Effective prevention, care, and sustainable treatment includes:
Promoting safer sexual behavior, male circumcision, and treatment
Promoting long-lasting, insecticide-treated nets to combat malaria
Improving housing conditions, TB screening of HIV-positive persons, and Directly Observed Treatment Short Course (DOTS) therapy for TB
Questions to consider:
1. What are the key health issues for your country and region?

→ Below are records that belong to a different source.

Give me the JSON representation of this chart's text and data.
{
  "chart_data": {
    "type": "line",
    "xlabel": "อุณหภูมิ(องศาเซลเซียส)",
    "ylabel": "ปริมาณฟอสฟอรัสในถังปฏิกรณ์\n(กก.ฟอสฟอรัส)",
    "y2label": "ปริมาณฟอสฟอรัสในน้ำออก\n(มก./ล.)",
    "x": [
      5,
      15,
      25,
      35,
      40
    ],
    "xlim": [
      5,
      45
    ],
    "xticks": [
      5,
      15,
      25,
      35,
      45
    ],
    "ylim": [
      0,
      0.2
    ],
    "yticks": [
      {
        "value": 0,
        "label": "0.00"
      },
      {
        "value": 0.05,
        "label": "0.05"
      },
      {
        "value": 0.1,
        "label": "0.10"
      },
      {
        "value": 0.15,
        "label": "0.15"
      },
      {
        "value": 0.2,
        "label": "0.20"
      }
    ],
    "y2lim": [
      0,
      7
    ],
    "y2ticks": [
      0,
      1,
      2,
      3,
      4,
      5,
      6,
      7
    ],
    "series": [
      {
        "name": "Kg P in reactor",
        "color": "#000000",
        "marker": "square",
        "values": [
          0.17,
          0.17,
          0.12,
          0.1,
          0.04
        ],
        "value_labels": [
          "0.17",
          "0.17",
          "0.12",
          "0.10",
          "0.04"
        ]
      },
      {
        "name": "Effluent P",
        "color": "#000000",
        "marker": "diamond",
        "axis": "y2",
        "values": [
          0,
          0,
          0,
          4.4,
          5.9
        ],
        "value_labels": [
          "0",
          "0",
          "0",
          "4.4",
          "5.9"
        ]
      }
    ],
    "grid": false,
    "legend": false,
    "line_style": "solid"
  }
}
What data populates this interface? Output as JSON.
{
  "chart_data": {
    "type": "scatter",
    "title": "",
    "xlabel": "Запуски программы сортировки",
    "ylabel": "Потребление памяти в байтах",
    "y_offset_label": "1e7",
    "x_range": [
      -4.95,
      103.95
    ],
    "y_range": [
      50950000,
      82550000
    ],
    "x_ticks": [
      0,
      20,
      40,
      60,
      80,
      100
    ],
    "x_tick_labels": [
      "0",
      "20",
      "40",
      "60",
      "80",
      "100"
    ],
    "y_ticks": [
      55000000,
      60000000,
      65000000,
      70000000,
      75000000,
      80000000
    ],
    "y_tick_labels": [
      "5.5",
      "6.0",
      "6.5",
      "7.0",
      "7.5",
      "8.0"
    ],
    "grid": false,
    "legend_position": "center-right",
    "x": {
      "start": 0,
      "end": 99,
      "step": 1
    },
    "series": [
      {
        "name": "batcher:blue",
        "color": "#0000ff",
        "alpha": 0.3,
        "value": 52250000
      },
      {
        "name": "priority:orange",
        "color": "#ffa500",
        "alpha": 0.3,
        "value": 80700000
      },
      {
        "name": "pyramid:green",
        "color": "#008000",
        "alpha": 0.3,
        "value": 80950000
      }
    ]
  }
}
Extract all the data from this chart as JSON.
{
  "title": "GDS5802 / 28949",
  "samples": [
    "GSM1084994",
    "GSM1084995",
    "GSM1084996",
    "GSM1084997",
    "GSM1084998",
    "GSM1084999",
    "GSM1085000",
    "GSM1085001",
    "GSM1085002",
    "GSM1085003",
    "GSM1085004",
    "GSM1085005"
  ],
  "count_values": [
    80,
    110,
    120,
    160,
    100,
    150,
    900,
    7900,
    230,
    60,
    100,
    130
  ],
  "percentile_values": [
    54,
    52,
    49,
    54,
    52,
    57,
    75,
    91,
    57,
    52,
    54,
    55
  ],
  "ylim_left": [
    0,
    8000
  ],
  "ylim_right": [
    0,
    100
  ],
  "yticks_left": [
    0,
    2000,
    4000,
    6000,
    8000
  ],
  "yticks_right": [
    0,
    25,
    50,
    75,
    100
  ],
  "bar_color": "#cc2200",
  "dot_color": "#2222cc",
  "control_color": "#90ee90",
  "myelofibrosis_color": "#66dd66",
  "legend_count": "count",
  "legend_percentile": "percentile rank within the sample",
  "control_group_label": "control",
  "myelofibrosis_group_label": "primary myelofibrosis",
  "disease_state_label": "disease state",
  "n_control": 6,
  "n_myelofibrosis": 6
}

2. Do all people have access to safe and reliable water supplies?
3. How is health impacted by water in your country?
4. How is an increasing population, urbanisation or migration impacting upon health in your country and region?
5. How is your country tackling rural poverty and health?
6. How has your country implemented legislation that protects water supplies and ensures equitable access?
7. How has your government attempted to tackle MDGs : 1,2,4,5 and 6?
8. Which international agreements is your country a signatory to?
http://www.who.int/gho/countries/en/ Country statistics
Delegates, how can we:
support countries to scale up health interventions?
develop stronger national health systems?
ensure disease prevention is integrated into maternal and child health programs?
protect the poor from health risks and financial shocks?
prevent people becoming infected with HIV – helping to change behaviours to reduce HIV risks; increasing access to prevention commodities; supporting programmes for prevention of mother to child transmission of HIV; promoting safe blood supplies and prevention of HIV transmission in health care settings; assessing new prevention technologies?
expand the availability of treatment?
strengthen health care systems so that they can deliver quality and sustainable programmes and services?
Improve standards of living and provide education and training for all?